In case anyone is interested in any of my past posts, an archive list can be found at the bottom of this page. I'd appreciate any feedback you may have by sending me an e-mail note--jertrav33@aol.com. Thanks for your interest.

Monday, November 9

Mr. Morgan's Last Love

I was surprised at all the negative reviews of a movie we watched last night on Netflix. The critics almost unanimously (with Roger Ebert leading the way) hated the 2013 Mr.
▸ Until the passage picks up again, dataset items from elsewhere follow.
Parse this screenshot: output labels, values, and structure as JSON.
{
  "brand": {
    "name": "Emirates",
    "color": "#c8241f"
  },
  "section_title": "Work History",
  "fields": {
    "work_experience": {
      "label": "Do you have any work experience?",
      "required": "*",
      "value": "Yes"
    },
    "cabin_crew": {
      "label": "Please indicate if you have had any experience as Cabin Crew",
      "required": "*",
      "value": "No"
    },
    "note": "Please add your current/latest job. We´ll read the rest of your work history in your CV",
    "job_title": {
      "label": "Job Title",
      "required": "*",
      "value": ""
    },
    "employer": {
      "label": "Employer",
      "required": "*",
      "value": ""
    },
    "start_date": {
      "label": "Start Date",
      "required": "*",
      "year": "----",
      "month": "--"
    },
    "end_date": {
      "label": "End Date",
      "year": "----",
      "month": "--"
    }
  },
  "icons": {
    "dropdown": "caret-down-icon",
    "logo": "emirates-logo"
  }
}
Morgan’s Last Love, with Michael Caine as a retired Princeton philosophy professor living out his last years in Paris after his wife had died from cancer—three years, two months, and eleven days ago, as he tells his new young friend Pauline (Clémence Poésy). But who’s counting? Most of the critics said that it was too slow-moving, too minimalist (whatever that means), too fraught with romantic clichés. And why, they asked, make Sir Michael use such a phony American accent? I call this last comment a major nit-pick. After all, he’s played an American any number of times, doing it well enough to win an Oscar in The Cider House Rules. It was simply a love story, unusual, yes, but a love story most older viewers like me could understand and appreciate. He meets Pauline on a bus. She is a young (much less than half his age) dance instructor who is drawn to him as a replacement for her recently deceased father. She seems to be a young replacement for his deceased wife Joan (Jane Alexander). Love doesn’t have to be a physical coupling but can be as truly demonstrated with a kiss on the cheek or an embrace. The story doesn’t have to play out with high speed car chases or exploding buildings, but can slowly, quietly, show us the bonding of two people regardless of their age and youth. I can identify with Matthew Morgan, a man at the end of life who finds comfort in the friendship of a younger woman. The aging Mr. Morgan tries twice, unsuccessfully, to kill himself. “I took too many sleeping pills,” he explains to Pauline, “Or too few. Depends on how you want to look at it.” His son Miles (Justin Kirk) and daughter Karen (Gillian Anderson) fly to Paris to see him as he recuperates in the hospital. They both think that Pauline is a young fortune hunter, after their father for this money. Miles tells his sister when she asks him who Pauline is, “She’s a bimbo who may be our new step-mother.” To Matthew and me, she’s the exact opposite of a bimbo. I’ve often fallen in love with cinema females, and Clémence Poésy is my latest. She is a delightful woman with kewpie doll lips
who has won my heart, as I’m sure she has won the hearts of many aging viewers of this film. Mr. Morgan explains to her what kind of person he thinks she is: “You’re beautiful. Obviously you’re smart, and I can always tell when you’re sad, because you hide behind your defiance when you are. When you’re happy, all of you is happy. Even your hair. You don’t have a mean bone in your body, and I thought they didn’t make them like that anymore. You’re funny. When you listen, you look interested. You’re kind. And you wear your heart on your sleeve, which can be terribly intimidating. . . . And you remind me of Joan.” So, it was slow-moving, even minimalist (whatever that means). But it was also beautiful. I think it was epitomized by a quiet Monet moment when the two of them are out on a still pond, boating slowly, with the many-colored autumn trees reflected in the still water. It was beautiful, just as the love between these two people was, just as the film was.